Light stimulation causes degeneration in rab7 heterozygotes, which can be rescued by expression of wild-type Rab7. Our new data reveal that endogenous levels of the CMT2B variants and even 50% below endogenous levels are sufficient to rescue this phenotype (new Figure 7). We conclude that we cannot easily mimic the precise dosage-dependence of the human condition in flies. This is consistent with our previous conclusions, as shown in the model figure (now Figure 8): We proposed that putative human heterozygotes, which have never been documented, are likely not viable, whereas the fly heterozygotes clearly are almost completely healthy. Adding 10-50% of a second rab7 copy, as is the case with the CMT2B variants, permits normal human development and function for years, but is not enough to prevent slow degeneration after 12 or more years as observed in patients. In contrast, in the fly the addition of 10-50% of rab7 function in the form of a CMT2B allele is sufficient to quantitatively rescue the degeneration phenotype within the limits our functional and morphology read-outs.

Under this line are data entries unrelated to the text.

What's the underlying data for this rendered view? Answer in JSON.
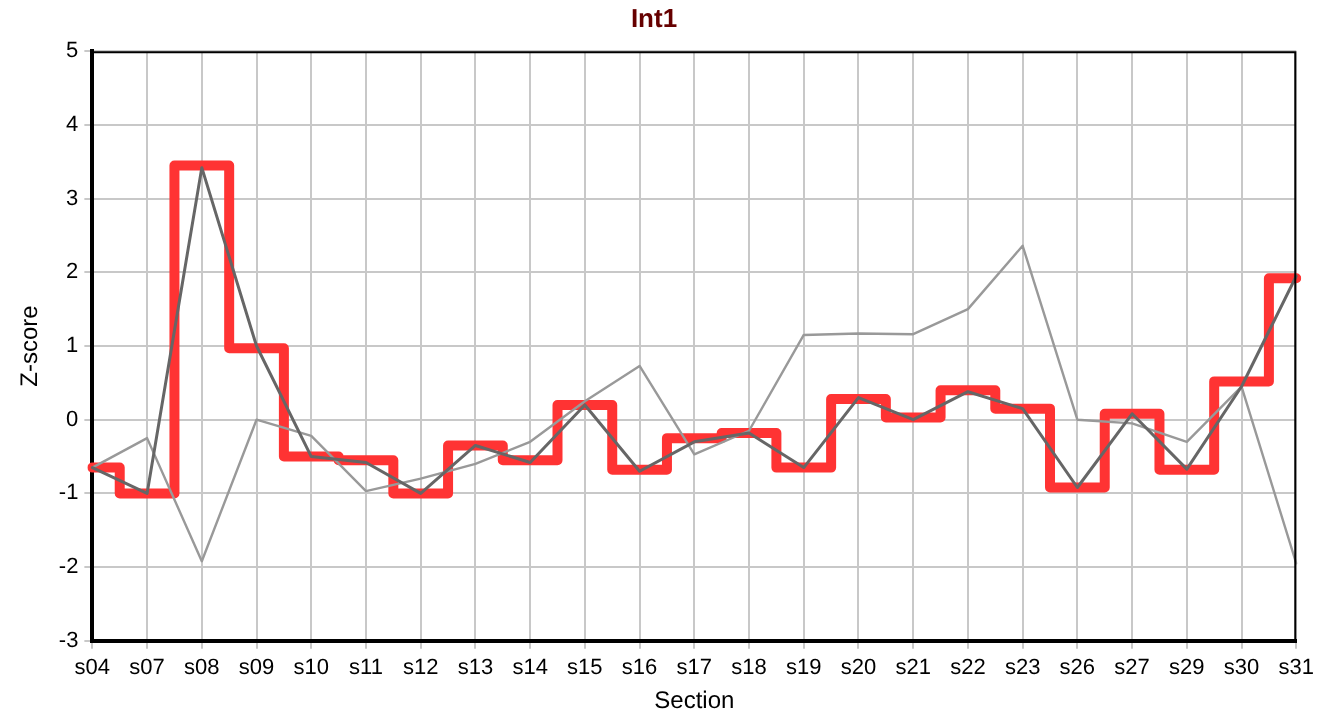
{
  "chart_data": {
    "type": "line",
    "title": "Int1",
    "xlabel": "Section",
    "ylabel": "Z-score",
    "categories": [
      "s04",
      "s07",
      "s08",
      "s09",
      "s10",
      "s11",
      "s12",
      "s13",
      "s14",
      "s15",
      "s16",
      "s17",
      "s18",
      "s19",
      "s20",
      "s21",
      "s22",
      "s23",
      "s26",
      "s27",
      "s29",
      "s30",
      "s31"
    ],
    "series": [
      {
        "type": "step",
        "color": "#ff3333",
        "values": [
          -0.65,
          -1.0,
          3.45,
          0.97,
          -0.5,
          -0.55,
          -1.0,
          -0.35,
          -0.55,
          0.2,
          -0.68,
          -0.25,
          -0.18,
          -0.65,
          0.28,
          0.03,
          0.4,
          0.15,
          -0.92,
          0.08,
          -0.68,
          0.52,
          1.92
        ]
      },
      {
        "type": "line",
        "color": "#666666",
        "values": [
          -0.65,
          -1.0,
          3.42,
          1.0,
          -0.5,
          -0.58,
          -1.0,
          -0.35,
          -0.58,
          0.2,
          -0.7,
          -0.3,
          -0.18,
          -0.65,
          0.3,
          0.0,
          0.38,
          0.15,
          -0.92,
          0.08,
          -0.67,
          0.45,
          1.95
        ]
      },
      {
        "type": "line",
        "color": "#999999",
        "values": [
          -0.65,
          -0.25,
          -1.92,
          0.0,
          -0.22,
          -0.97,
          -0.8,
          -0.6,
          -0.3,
          0.25,
          0.73,
          -0.47,
          -0.15,
          1.15,
          1.17,
          1.16,
          1.5,
          2.36,
          0.0,
          -0.05,
          -0.3,
          0.45,
          -1.95
        ]
      }
    ],
    "ylim": [
      -3,
      5
    ],
    "yticks": [
      -3,
      -2,
      -1,
      0,
      1,
      2,
      3,
      4,
      5
    ],
    "grid": true,
    "legend": false,
    "marker": "none",
    "line_style": "solid"
  }
}
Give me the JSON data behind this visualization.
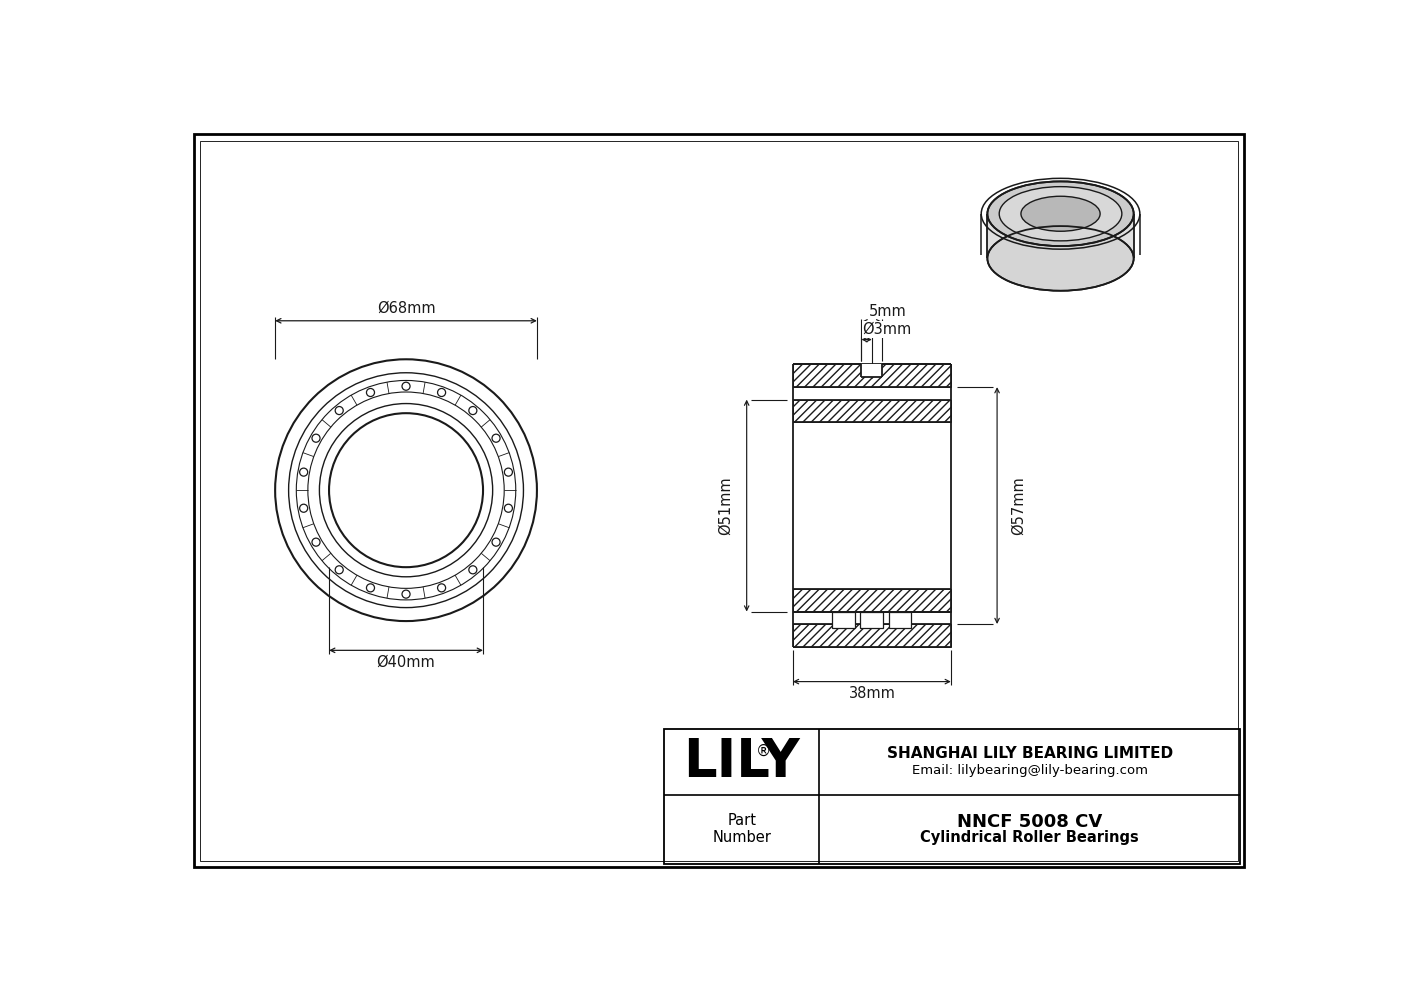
{
  "drawing_bg": "#ffffff",
  "line_color": "#1a1a1a",
  "title": "NNCF 5008 CV",
  "subtitle": "Cylindrical Roller Bearings",
  "company": "SHANGHAI LILY BEARING LIMITED",
  "email": "Email: lilybearing@lily-bearing.com",
  "part_label": "Part\nNumber",
  "logo_reg": "®",
  "dim_od": "Ø68mm",
  "dim_id": "Ø40mm",
  "dim_width": "38mm",
  "dim_inner_od": "Ø51mm",
  "dim_outer_od": "Ø57mm",
  "dim_groove_w": "5mm",
  "dim_groove_d": "Ø3mm",
  "border_color": "#000000",
  "n_rollers": 18
}
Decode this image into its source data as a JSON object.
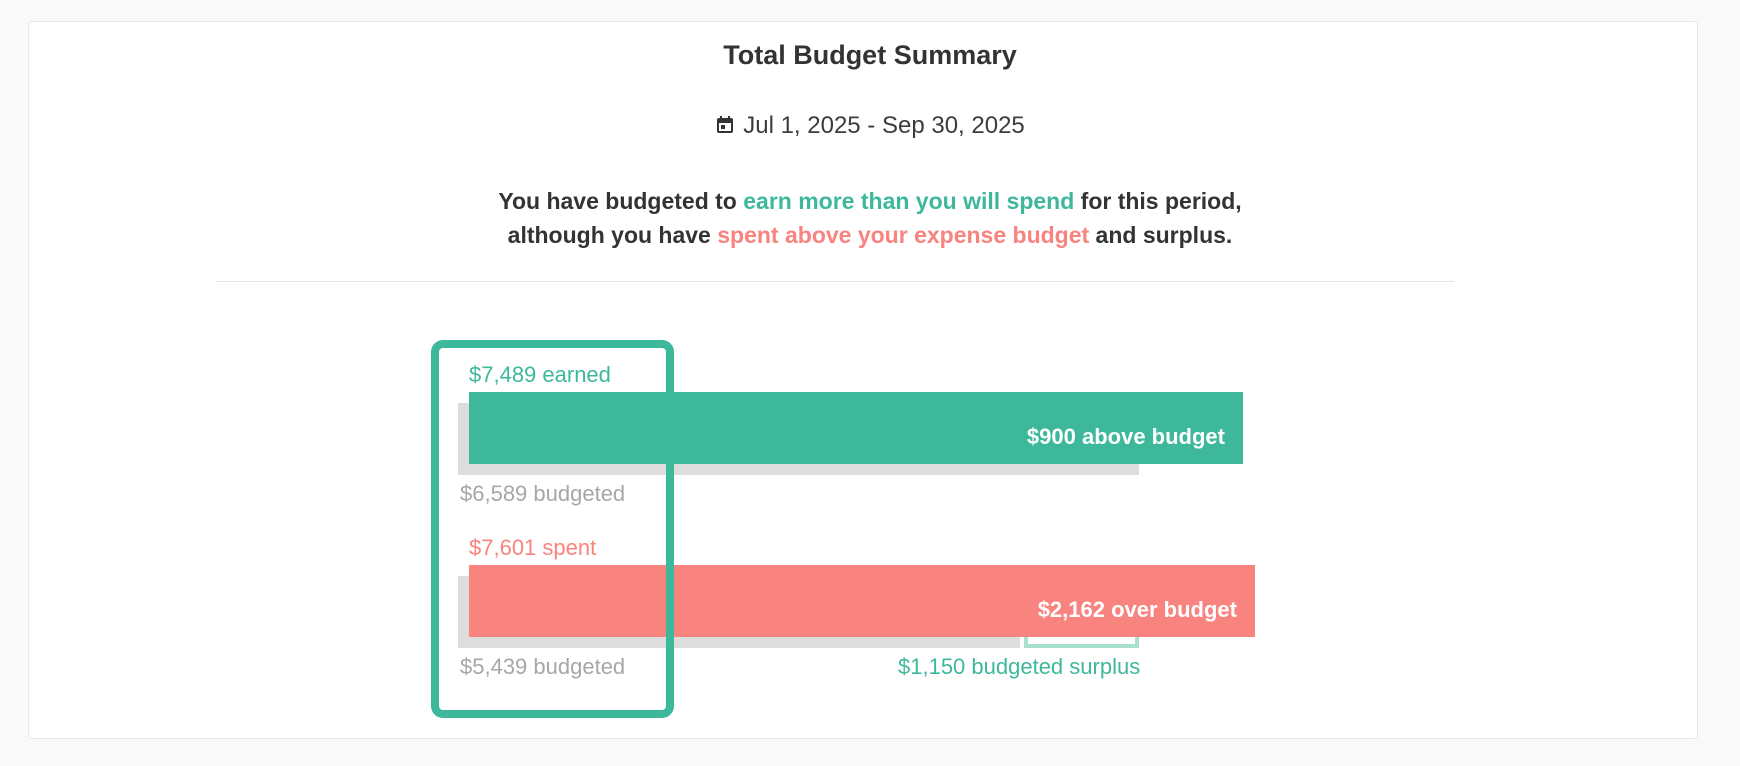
{
  "title": "Total Budget Summary",
  "date_range": "Jul 1, 2025 - Sep 30, 2025",
  "icons": {
    "date": "calendar-icon"
  },
  "summary": {
    "line1_prefix": "You have budgeted to ",
    "line1_highlight": "earn more than you will spend",
    "line1_suffix": " for this period,",
    "line2_prefix": "although you have ",
    "line2_highlight": "spent above your expense budget",
    "line2_suffix": " and surplus."
  },
  "income": {
    "actual_label": "$7,489 earned",
    "budget_label": "$6,589 budgeted",
    "variance_label": "$900 above budget",
    "actual": 7489,
    "budgeted": 6589
  },
  "expense": {
    "actual_label": "$7,601 spent",
    "budget_label": "$5,439 budgeted",
    "variance_label": "$2,162 over budget",
    "surplus_label": "$1,150 budgeted surplus",
    "actual": 7601,
    "budgeted": 5439,
    "surplus": 1150
  },
  "colors": {
    "income": "#3eb89b",
    "expense": "#f8837f",
    "budget_track": "#dddddd",
    "surplus": "#a8dfcd",
    "muted_text": "#a7a7a7"
  }
}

We conclude that the slow, dosage-dependent effect of a mild reduction of Rab7 function in patients that only leads to degeneration after 12-40 years is not easily modeled in Drosophila. This is a clear limit of the fly model. However, we would like to note that mimicking slow, adult-onset degeneration as it occurs in patients over many years is a problem in all animal models, including mouse models for numerous neurodegenerative diseases. Even a mouse model for mildly reduced Rab7 function may not precisely mimic the dosage-dependence and slow disease progression observed in human patients, and in cell culture equivalent experiments are impossible. We discuss this and other limits of the Drosophila model now in the revised Results as well as an extra Discussion section entitled ‘Limitations of the Drosophila model’.
Nonetheless, we still consider the experiment requested by the reviewers very valuable. Not a single one of the numerous previous cell culture overexpression papers on CMT2B provided any information on the level of CMT2B protein overexpression used in these studies. Since we can precisely quantify the level of expression of the CMT2B variants (in the endogenous expression pattern in an entire organism in vivo), we have also repeated the rescue/overexpression experiment with the CMT2B proteins with more than 10-fold overexpression. As shown in the new Figure 7, even more than 10-fold overexpression rescues and does not negatively affect neuronal function.
Taken together, we can make two strong and quantitative statements after these revision experiments. First, Rab7 CMT2B proteins at 50% less than endogenous heterozygous levels (corresponding to 25% of total Rab7 function) retain sufficient wild-type function to rescue rab7-dependent degeneration. Second, Rab7 CMT2B proteins at >10-fold overexpression rescue equally well and exhibit no toxic or other obvious gain-of-function effects. Together with our quantitative colocalization and live imaging experiments that show reduced function at 10-50% wild type levels, these data corroborate our conclusion that CMT2B proteins represent partial loss-of-function alleles with no toxic gain-of-function in Drosophila.